DVD, Les Variations Goldberg jouées par Zhu Xiao-Mei

Jean-Sébastien BACH : Variations Goldberg

Dossier : Arts, Lettres et SciencesMagazine N°704 Avril 2015Par : Zhu Xiao-Mei, pianoRédacteur : Marc DARMON (83)Editeur : 1 DVD Accentus ACC20313

Les der­niers disques de Zhu Xiao-Mei ont été salués par le public et la cri­tique, prin­ci­pa­le­ment dans Bach. Elle a notam­ment enre­gis­tré l’un des meilleurs Cla­vier bien tem­pé­ré modernes, quatre heures d’une musique dense mais ren­due lisible et expres­sive par la pia­niste chinoise.

On est natu­rel­le­ment ému par l’histoire de cette artiste, obli­gée en Chine de se cacher pour jouer et étu­dier le pia­no pen­dant près de quinze ans pen­dant la révo­lu­tion cultu­relle et son séjour en camp de tra­vail, jusqu’à par­tir à trente ans aux États-Unis, his­toire qu’elle raconte dans le très beau livre La Rivière et son secret, écrit avec son ami Michel Mol­lard, abso­lu­ment conseillé.

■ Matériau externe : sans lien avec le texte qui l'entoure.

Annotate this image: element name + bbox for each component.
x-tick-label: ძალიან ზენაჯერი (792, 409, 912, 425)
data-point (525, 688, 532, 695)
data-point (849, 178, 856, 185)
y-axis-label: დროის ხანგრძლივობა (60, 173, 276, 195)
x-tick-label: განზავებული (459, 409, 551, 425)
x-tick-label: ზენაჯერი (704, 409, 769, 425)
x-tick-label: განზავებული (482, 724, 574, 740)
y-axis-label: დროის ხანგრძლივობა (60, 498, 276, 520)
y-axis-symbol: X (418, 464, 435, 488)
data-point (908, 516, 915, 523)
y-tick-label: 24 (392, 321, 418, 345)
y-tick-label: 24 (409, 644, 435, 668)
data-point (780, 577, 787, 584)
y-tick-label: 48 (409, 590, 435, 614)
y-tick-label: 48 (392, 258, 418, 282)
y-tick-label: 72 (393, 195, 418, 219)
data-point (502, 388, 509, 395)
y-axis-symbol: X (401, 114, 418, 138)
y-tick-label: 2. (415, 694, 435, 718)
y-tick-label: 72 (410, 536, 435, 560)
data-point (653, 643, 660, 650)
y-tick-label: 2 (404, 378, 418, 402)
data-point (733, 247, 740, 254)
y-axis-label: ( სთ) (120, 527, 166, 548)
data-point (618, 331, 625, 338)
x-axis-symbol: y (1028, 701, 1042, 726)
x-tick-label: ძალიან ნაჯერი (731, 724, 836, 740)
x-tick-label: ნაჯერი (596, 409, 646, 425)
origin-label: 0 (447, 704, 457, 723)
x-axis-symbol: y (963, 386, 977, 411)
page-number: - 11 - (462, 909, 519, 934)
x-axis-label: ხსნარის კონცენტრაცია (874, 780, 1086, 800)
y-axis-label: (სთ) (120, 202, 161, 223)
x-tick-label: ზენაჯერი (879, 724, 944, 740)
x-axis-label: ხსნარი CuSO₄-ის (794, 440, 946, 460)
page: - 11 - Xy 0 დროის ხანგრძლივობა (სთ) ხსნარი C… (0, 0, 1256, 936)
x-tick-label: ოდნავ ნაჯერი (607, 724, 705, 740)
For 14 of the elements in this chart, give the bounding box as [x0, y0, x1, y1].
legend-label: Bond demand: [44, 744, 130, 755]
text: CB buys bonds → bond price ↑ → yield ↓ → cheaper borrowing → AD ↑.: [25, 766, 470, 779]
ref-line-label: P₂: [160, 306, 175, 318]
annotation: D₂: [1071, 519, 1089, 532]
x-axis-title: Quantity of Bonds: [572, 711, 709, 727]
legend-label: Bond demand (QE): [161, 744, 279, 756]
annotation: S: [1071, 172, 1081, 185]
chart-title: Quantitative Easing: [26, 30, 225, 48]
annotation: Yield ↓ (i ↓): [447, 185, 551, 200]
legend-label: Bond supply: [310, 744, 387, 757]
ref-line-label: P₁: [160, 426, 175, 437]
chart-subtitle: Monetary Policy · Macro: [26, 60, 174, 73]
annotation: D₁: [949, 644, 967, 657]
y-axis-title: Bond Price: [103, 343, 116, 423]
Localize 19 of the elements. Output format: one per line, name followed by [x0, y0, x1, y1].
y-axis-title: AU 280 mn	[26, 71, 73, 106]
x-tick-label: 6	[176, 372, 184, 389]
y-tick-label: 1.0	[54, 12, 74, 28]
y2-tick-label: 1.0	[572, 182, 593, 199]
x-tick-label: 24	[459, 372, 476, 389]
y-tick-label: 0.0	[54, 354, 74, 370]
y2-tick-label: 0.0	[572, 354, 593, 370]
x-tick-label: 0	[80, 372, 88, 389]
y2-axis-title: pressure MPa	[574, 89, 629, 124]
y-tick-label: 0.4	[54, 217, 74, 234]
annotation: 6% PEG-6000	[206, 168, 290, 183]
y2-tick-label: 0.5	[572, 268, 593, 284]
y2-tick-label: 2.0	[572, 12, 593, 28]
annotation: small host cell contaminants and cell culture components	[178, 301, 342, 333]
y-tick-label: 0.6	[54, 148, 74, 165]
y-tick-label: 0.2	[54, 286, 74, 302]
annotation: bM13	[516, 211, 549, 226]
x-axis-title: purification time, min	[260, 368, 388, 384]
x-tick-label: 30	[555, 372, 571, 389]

Fil­mée dans l’église Saint-Tho­mas de Leip­zig, où Bach a été le « can­tor » pen­dant vingt-sept ans et où il est enter­ré, Zhu Xiao- Mei joue les fameuses Varia­tions Gold­berg, com­po­sées en 1740 dans cette ville. Trente varia­tions sur une sara­bande tirée du Petit Livre d’Anna-Magdalena Bach (1725), fas­ci­cule regrou­pé pour les leçons de pia­no de la seconde épouse du com­po­si­teur (et quinze géné­ra­tions d’apprentis pia­nistes depuis).

Une oeuvre d’une grande com­plexi­té tech­nique (fugues, canons, tou­jours de nom­breuses voix entre­mê­lées). Zhu Xiao-Mei a joué des cen­taines de fois cette oeuvre, mais la jouer à quelques mètres, lit­té­ra­le­ment, de la tombe de Bach est pour elle l’ultime récompense.

Elle l’avait enre­gis­trée il y a vingt-cinq ans, mais l’image apporte beau­coup à son jeu qui montre recueille­ment et séré­ni­té, mais aus­si vie, liber­té et émo­tions. Les spec­ta­teurs du DVD sont natu­rel­le­ment ins­tal­lés bien plus confor­ta­ble­ment que le public de l’église Saint-Tho­mas, en cette soi­rée des Bach­fest 2014.

Le concert est très bien fil­mé, avec de nom­breuses prises de vue issues en fait des répé­ti­tions ce qui per­met des plans au plus près des mains, du cla­vier, du visage de l’artiste. Et l’on voit la tombe du com­po­si­teur, deux mètres der­rière le Steinway.

On ne peut évo­quer les Varia­tions Gold­berg sans par­ler de Glenn Gould qui les a popu­la­ri­sées, grâce à sa per­son­na­li­té, à son sens de la com­mu­ni­ca­tion, et sur­tout à ses enre­gis­tre­ments, celui qui l’a ren­du célèbre en 1955, son der­nier enre­gis­tre­ment en 1981, et l’enregistrement vidéo sidé­rant, imman­quable, de 1981 éga­le­ment (les trois chez Sony).

Le DVD de Zhu Xiao-Mei est jus­te­ment à l’opposé. Ici rien de méca­nique ni d’« impres­sion­nant », tout est en sou­plesse, en liber­té, et dans des condi­tions tech­niques, son et images, irré­pro­chables. Un très beau moment d’émotion.

En bonus, le film de notre cama­rade Michel Mol­lard sur Zhu Xiao-Mei et sur les Gold­berg, Le retour est le mou­ve­ment du Tao. On y trouve le paral­lèle fait par l’artiste entre Bach et Lao-Tseu, dont l’esprit contem­pla­tif est par­fai­te­ment rendu.

Le début très lent, com­men­çant dans ce silence très cher à Zhu Xiao-Mei, per­met de péné­trer dans cet uni­vers de séré­ni­té bien loin de notre monde tré­pi­dant et connec­té. « Le Tao est à l’univers ce que les rivières sont à la mer » dit la phi­lo­so­phie taoïste.

Le film ter­mine par les mêmes images de rivières des Alpes qu’au début, comme la simple Aria des Varia­tions Gold­berg revient après une heure vingt de varia­tions toutes plus riches les unes que les autres.

Car le retour est le mou­ve­ment du Tao.